Ter um ambiente e profissionais preparados para receber um nascimento de risco é essencial para evitar complicações e até mesmo o óbito na sala de parto. No caso de Luzeni Lopes, de 57 anos, a falha da assistência médica levou ao parto prematuro de seu filho João. Ela conta que teve uma gravidez tranquila e acompanhamento médico em Chapadinha, interior do Maranhão, mas por um erro médico precisou passar 6 dias com seu bebê na UTI Neonatal.
A orientação da médica que fez seu acompanhamento pré-natal era aguardar até uma data após o dia 20 de abril para realizar o parto.
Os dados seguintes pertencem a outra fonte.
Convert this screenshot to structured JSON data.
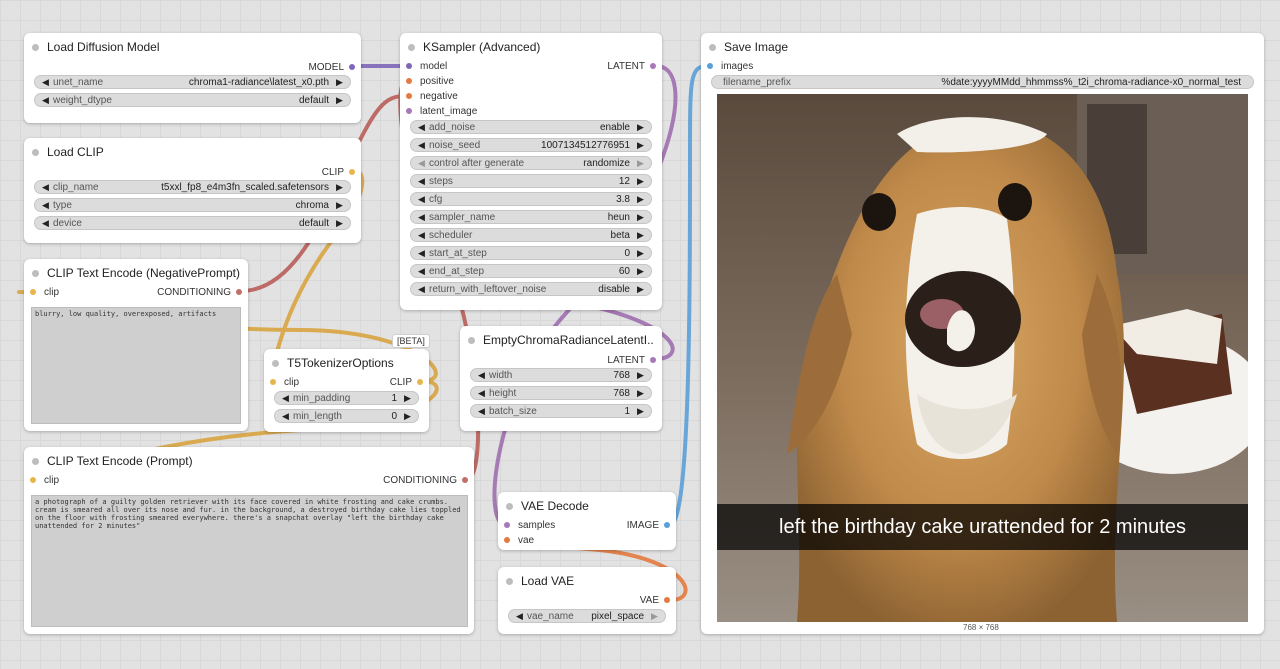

No entanto, o médico que conduziu seu parto optou por fazer uma cesariana duas semanas antes da data prevista, o que resultou em falta de oxigênio para o bebê, levando-o a uma incubadora na UTI Neonatal. “Eu falei para ele que a médica que acompanhou minha ultrassom tinha dito que era só depois do dia 20. Como ele tirou antes, meu filho nasceu com falta de oxigênio e teve que ir para a incubadora,” relembra Luzeni.
Cuidados essenciais
Segundo Karla Pontes, gestora da Área de Atenção Clínica ao Recém-Nascido do Instituto Nacional de Saúde da Mulher, da Criança e do Adolescente Fernandes Figueira (IFF/Fiocruz), o ambiente nas UTIs Neonatais deve ser cuidadosamente planejado para minimizar o impacto no desenvolvimento bebê. “Temos um cuidado padrão, com monitorização, nutrição parenteral e oxigenoterapia, mas cada bebê é uma surpresa. É importante respeitar a singularidade de cada caso e os cuidados vão sendo adaptados conforme as condições clínicas do prematuro.” afirma.
Medidas como redução da luminosidade, controle de ruídos e protocolos de manuseio minimamente invasivo estão sendo implementadas em UTIs Neonatais de todo o Brasil. “Hoje, temos UTIs com iluminação ajustável, hora do soninho para reduzir estímulos. Tudo isso faz diferença no desenvolvimento neuromotor desses bebês,” destaca Karla.
Além do cuidado clínico, ela reforça a importância do acolhimento às famílias e do suporte psicológico. “Os profissionais precisam entender que os grupos de apoio para os pais são muito importantes e quando a gente trabalha em neonatologia, a gente não trabalha só com bebê, mas também com a família.”
Essa rede de apoio, contudo, nem sempre é oferecida, como relata Janaina sobre sua experiência na Unidade de Tratamento Intensivo. “ O período de UTI tem riscos demais, é bem desesperador. A gente vê outros bebês falecerem, eu estava vivendo o luto da minha filha também, e o ambiente era bem frio, pouco acolhedor.”
Embora tivesse o apoio da família, Janaina só iniciou o acompanhamento psicológico após a alta do filho. Ela conta que na escrita encontrou uma forma de lidar com os acontecimentos de sua gestação e ajudar outras mães que passaram por situações semelhantes. Seu livro “Gabriel Menino Sorriso: Vencendo Desafios” foi lançado em maio deste ano e tem como inspiração a história do filho Gabriel, hoje com 5 anos. “O livro foi um processo de cura pra mim”, conta.
Hoje, Janaina usa seu perfil nas redes sociais para disseminar informações e criar um espaço de acolhimento para mães e pais de crianças prematuras e atípicas. “Falta muita informação para as mães de prematuros e para as mães atípicas. E essa é uma forma da gente levar mais informação e acolhimento para essas famílias que precisam tanto”.